Even in the first lesson in that course, I saw some interesting examples that made my skin crawl. I think the biggest issue I have with it is (and I am JUST starting to learn) is that there’s an implicit assumption that all relevant information is externally observable and that conclusions drawn from objectively measurable data/behaviour will be correct. I’m fine with that when it involves some kinds of events, but I get very uncomfortable when we’re applying it to humans. So much of human motivation is invisible/intuitive that leaning so heavily on machine learning (which necessarily relies on events that are can be observed by others & fed into algorithms) leads to things like, as you say, the Target pregnancy issue. There are many other ‘positive feedback’ effects of assuming that reinforcing/strengthening conclusions based on visibly available data that are detrimental – gender-segregated toys is a primary one. “65% of people buying for girls bought X, so when someone is shopping for a girl, we’ll suggest X. Look! Now 75% of people shopping for girls bought X – we were right! MOAR X for the girls!” [eventually, the ‘for girls’ section is nothing but X in various sizes, shapes, and colours (all colours a variant shade of pink)]

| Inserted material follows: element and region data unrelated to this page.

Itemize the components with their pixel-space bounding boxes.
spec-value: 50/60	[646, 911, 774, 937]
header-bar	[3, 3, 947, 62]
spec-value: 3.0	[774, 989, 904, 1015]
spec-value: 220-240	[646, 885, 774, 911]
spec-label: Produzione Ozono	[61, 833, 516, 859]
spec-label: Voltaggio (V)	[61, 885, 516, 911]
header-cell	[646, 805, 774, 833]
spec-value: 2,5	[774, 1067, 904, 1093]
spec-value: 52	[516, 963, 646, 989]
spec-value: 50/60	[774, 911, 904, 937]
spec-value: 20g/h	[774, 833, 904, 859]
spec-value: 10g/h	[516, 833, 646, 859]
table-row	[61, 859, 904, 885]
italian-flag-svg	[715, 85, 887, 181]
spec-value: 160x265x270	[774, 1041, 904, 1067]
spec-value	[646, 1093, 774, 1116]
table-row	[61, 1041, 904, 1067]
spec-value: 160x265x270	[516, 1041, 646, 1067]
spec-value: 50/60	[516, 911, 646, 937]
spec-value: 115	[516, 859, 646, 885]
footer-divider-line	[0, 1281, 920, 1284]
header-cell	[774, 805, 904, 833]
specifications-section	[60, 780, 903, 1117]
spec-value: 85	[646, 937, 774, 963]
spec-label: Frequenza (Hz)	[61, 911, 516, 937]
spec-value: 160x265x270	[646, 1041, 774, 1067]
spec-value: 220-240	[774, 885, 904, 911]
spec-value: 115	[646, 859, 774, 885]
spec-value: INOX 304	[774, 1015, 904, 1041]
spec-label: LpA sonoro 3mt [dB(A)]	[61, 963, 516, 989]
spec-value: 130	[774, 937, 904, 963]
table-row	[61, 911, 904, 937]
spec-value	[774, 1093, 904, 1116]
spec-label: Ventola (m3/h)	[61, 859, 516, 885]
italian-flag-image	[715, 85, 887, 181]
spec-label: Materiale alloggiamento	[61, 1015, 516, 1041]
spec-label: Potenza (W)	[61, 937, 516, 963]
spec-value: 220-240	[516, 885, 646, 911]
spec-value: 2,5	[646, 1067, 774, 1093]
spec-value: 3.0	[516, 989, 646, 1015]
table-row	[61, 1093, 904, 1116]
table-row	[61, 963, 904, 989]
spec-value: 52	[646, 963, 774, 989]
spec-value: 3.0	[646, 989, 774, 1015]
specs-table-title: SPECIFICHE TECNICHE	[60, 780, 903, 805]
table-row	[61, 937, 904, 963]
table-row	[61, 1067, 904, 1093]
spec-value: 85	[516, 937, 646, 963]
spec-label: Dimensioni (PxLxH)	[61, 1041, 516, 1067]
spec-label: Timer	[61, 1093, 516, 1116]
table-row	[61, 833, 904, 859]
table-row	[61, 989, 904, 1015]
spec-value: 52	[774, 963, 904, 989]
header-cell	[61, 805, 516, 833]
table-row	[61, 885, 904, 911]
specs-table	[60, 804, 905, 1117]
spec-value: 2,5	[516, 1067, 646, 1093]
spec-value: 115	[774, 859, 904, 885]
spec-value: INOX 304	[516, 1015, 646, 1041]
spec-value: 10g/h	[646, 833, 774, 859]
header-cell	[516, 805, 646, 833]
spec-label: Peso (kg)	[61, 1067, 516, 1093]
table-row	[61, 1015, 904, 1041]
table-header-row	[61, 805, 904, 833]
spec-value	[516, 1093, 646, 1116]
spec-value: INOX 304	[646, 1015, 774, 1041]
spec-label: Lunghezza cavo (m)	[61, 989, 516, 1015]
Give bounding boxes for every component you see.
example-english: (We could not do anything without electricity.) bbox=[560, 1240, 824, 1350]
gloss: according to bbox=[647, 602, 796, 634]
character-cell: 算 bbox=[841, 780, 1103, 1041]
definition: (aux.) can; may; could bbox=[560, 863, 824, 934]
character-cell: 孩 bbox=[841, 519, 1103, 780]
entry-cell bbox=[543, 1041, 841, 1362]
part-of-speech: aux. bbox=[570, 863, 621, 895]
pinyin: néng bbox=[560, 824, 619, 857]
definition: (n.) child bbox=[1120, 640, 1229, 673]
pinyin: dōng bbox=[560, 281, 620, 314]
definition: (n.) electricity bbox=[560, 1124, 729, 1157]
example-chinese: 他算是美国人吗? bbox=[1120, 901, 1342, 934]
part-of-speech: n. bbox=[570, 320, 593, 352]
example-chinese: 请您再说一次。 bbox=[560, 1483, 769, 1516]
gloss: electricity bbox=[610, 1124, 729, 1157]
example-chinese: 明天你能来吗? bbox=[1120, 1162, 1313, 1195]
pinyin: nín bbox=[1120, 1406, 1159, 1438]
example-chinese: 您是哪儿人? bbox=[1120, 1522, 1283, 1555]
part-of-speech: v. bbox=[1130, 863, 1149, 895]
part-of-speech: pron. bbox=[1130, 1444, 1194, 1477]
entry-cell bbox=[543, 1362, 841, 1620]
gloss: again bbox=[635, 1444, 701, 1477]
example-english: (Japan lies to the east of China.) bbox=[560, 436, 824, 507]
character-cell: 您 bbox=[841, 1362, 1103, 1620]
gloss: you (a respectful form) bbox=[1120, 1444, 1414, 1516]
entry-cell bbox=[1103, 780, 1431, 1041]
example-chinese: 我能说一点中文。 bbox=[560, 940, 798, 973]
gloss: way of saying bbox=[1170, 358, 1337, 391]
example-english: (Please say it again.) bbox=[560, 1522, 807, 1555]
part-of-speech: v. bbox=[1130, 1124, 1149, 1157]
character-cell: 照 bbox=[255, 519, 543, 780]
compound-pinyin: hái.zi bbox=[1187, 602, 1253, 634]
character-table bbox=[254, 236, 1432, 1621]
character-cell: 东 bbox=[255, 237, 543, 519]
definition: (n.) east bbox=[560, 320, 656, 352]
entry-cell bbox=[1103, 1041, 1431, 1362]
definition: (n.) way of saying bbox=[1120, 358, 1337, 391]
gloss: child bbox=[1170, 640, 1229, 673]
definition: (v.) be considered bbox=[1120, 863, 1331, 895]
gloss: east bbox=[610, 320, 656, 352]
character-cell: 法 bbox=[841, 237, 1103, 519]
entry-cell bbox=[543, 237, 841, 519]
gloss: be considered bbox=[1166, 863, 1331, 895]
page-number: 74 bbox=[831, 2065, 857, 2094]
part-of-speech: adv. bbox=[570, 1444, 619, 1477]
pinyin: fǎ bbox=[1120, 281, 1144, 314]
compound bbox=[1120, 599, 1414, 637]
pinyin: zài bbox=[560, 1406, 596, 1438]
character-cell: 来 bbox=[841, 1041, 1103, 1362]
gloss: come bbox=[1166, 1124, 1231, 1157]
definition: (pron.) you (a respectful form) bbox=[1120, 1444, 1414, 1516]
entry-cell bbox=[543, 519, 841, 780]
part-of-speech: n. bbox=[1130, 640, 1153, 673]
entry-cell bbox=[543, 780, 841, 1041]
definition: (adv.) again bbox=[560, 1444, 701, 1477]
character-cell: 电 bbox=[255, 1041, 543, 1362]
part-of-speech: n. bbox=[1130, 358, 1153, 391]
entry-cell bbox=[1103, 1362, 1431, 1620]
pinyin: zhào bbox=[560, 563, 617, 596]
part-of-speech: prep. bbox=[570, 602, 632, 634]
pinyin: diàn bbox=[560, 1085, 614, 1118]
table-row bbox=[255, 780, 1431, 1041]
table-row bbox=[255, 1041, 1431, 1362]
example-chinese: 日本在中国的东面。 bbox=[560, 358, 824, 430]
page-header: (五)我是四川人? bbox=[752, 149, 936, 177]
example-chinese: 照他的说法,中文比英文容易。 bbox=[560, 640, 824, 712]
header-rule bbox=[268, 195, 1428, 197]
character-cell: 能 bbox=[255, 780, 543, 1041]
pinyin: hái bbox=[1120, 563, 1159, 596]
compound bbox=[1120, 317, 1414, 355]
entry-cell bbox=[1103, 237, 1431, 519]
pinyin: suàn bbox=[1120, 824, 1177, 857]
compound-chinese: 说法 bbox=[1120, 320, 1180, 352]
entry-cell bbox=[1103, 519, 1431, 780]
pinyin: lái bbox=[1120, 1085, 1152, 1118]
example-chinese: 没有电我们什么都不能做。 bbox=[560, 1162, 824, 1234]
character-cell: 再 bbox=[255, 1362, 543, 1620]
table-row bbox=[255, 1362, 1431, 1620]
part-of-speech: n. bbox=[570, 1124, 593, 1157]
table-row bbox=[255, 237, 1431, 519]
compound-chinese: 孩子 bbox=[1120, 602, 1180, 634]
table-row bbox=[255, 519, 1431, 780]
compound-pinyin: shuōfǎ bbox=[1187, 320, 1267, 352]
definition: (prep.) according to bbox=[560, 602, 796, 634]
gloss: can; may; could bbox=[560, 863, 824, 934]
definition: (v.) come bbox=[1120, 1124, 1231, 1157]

Another ML issue that came up for discussion when I was working at Amazon was: some people consider LGBTQ topics to be inappropriate for some readers, so even if someone had actively searched for LGBTQ fiction, the recommendation engine was instructed to NOT suggest those titles. That has the effect of erasing representation for marginalized people and increasing isolation among those who are already isolated. In fact, one could argue that one of the things that ML does best is erase the margins (obviously, depending on how it’s implemented, but in the rush to solve all problems with it, these types of questions seem to be ignored a lot).
I mentioned positive feedback loops before. The analogy I have in my head is: ML type algorithms (unless you build in randomness & jitter) amplify differences until you end up with a square wave – flat and of two polar opposite values. Negative feedback loops lead to dynamic yet stable equilibriums.
I mean, it’s obviously here to stay, and it clearly has some very significant beneficial use cases. But there are a lot of ethical questions that aren’t getting a lot of attention and I’d love to see more focus on that over the technical ones. Thank you for mentioning them 🙂
The more time I spend in this industry, the more I believe that the one Computational Ethics course I took back in my CS degree wasn’t nearly enough, and that we could really use a much broader conversation in that area. [To that end, I’ve also signed up for some philosophy courses to go with the ML one ;)]